Comment: Small will always lose out to big
Michael Casey of emerging practice CaseyFierro talks about the disappointment of losing out to the big boys on a huge east London scheme, and why small practices will always struggle to win large-scale projects
Background: CaseyFierro spent three years drawing up the ‘Reshaping Poplar’ macroplan, which has now been adopted by Tower Hamlets as its central housing policy. The practice subsequently worked on 20 smaller implementation plans and linked up with Maccreanor Lavington - to meet OJEU conditions - on the 1,200 home Aberfeldy Estate scheme. PoplarHARCA then launched a competition to find a developer partner with the two firms represented on the client’s judging committee. A team led by Willmot Dixon with architects Karakusevic Carson and Levitt Bernstein won that contest in autumn 2010.
However, according to Casey, the client soon felt that having different practices working currently on the larger masterplan and the individual phases ‘would lead to external confusion’. CaseyFierro and Maccreanor Lavington stepped down. Karakusevic Carson has also not worked on the project for 18 months.
Design Council CABE reviewed the Levitt Bernstein plans, which are currently in for planning, in November last year.
Small practices are at a disadvantage when faced with the present structure and the commissioning of large-scale architecture.
The OJEU and funding body criteria - for instance practice turnover - precludes the vast majority of practices our size from this work. The need to invest in various management systems is also daunting. This ‘loading of management’ inevitably leads to large urban projects being left in the hands of a few practices.
So a cabal of practices is created. A reduced risk for the commissioning management, who in turn are also extensively EU/government risk assessed. It takes a brave client to buck this trend.
It takes a brave client to buck this trend
The structural requirements of funding from government via housing grant and the necessity for working in developer partnerships places a huge organisational burden on registered social landlords, who are struggling with smaller budgets and who task themselves with the regeneration of huge areas of deprived housing - as in Poplar, one of the poorest wards in the country.
It is no wonder the patronage of architecture becomes a route of least resistance and thus drawn towards those monolith practices who have accreted whatever speciality needed to become a one-stop-shop. In their position I would do the same.
Patronage of architecture becomes a route of least resistance
Poplar is a part of London where our profession lost the plot in the 60s and 70s, designing to order poorly considered housing. Our Reshaping/Implementation studies proved you could break this up and provide a more considered, diverse city that both respected the needs of today’s residents while acknowledging the requirement for the creation of a new mixed community and so the London condition.
West of London had its 19th-century landed estate development (Thomas Cubitt). The east of London has a differing genius loci. By default, for the reasons mentioned, ones sees mono estate architecture happening today. I am clear it’s not appropriate to apply this precedent to new developments in this area today.
With Reshaping Poplar, we did Localism before it became a political buzzword. Our work with PoplarHARCA and Leaside Regeneration provided an approach for the whole scale change of 100 hectares of east London. We took this strategy to the residents of each estate touched by the macroplan. In a non-patronising way we explained what redevelopment would mean for their community, and asked permission to undertake the task and the resulting disruption to lives.
This is the ‘groundworks’ end of architectural practice.

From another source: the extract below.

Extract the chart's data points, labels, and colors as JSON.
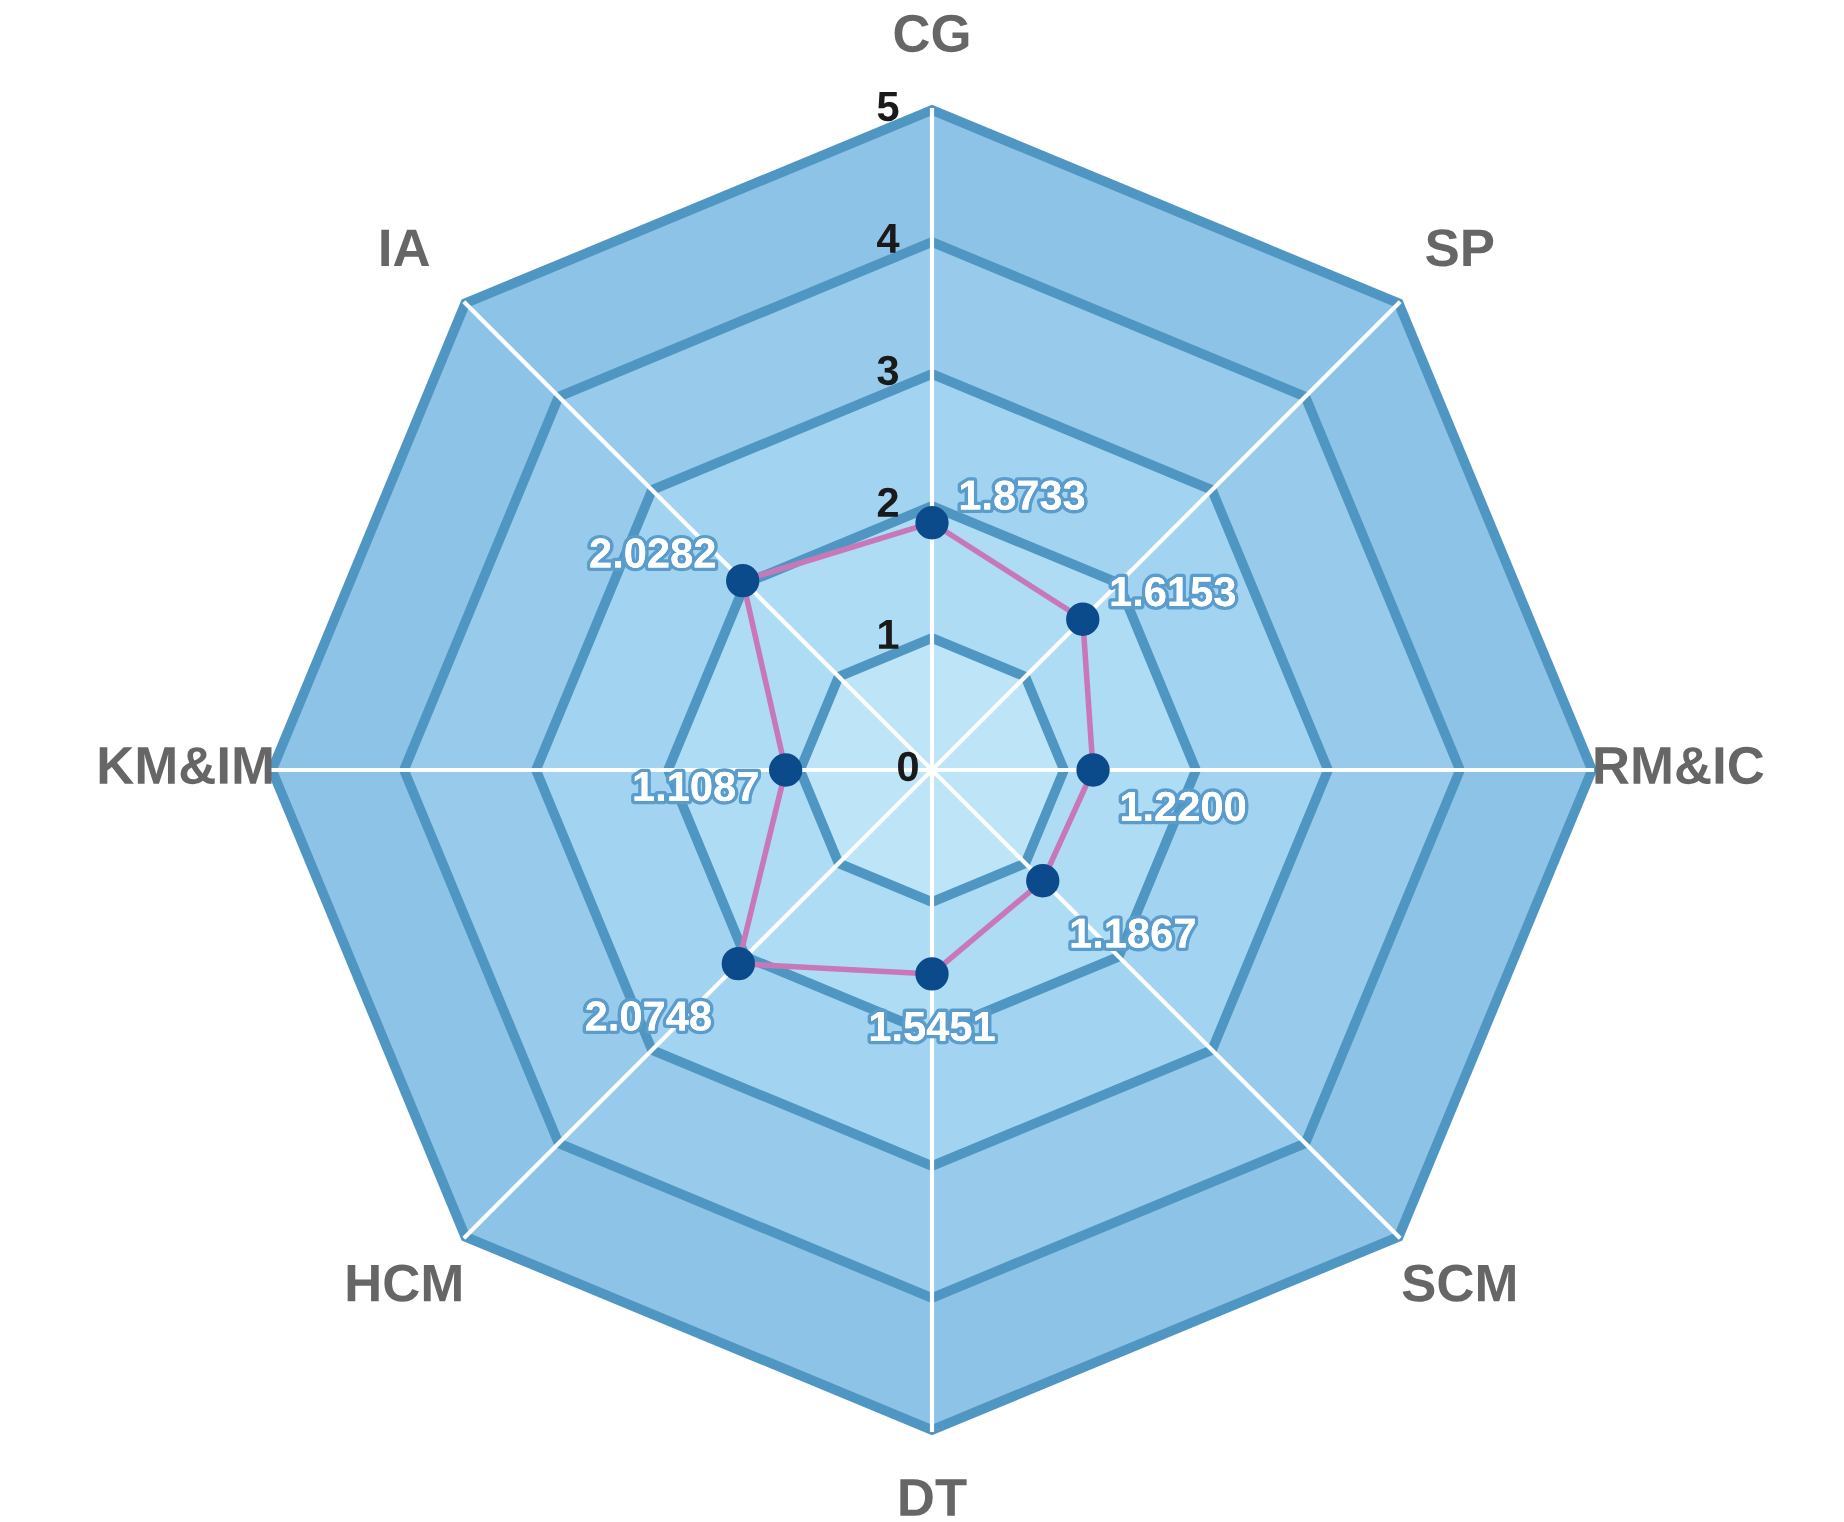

You carry out this work for your soul. It enabled a profound understanding of resident aspirations to inform any following masterplan. This groundwork is not the world of the big practice whose overheads preclude such investment in time, fee and sympathy. They are tasked from different masters.
If I had the time again I would not do anything different. Maybe this is naïve. I’ve always been pragmatic about the journey of this project. We were almost there. Our collaboration with Richard Lavington and his team was the right solution, it enabled us to continue to inform. I thank them for it.
Maybe writing this enables our practice to gain a little recognition for the work we undertook. Not only for myself but for our collaborators here, who gave their efforts and owned the task.
I have been lucky in my life to have collaborated with great architects on significant projects. What strikes you is from a place of confidence one can be both gracious and generous towards younger practices, it is, I suppose, this that disappoints the most.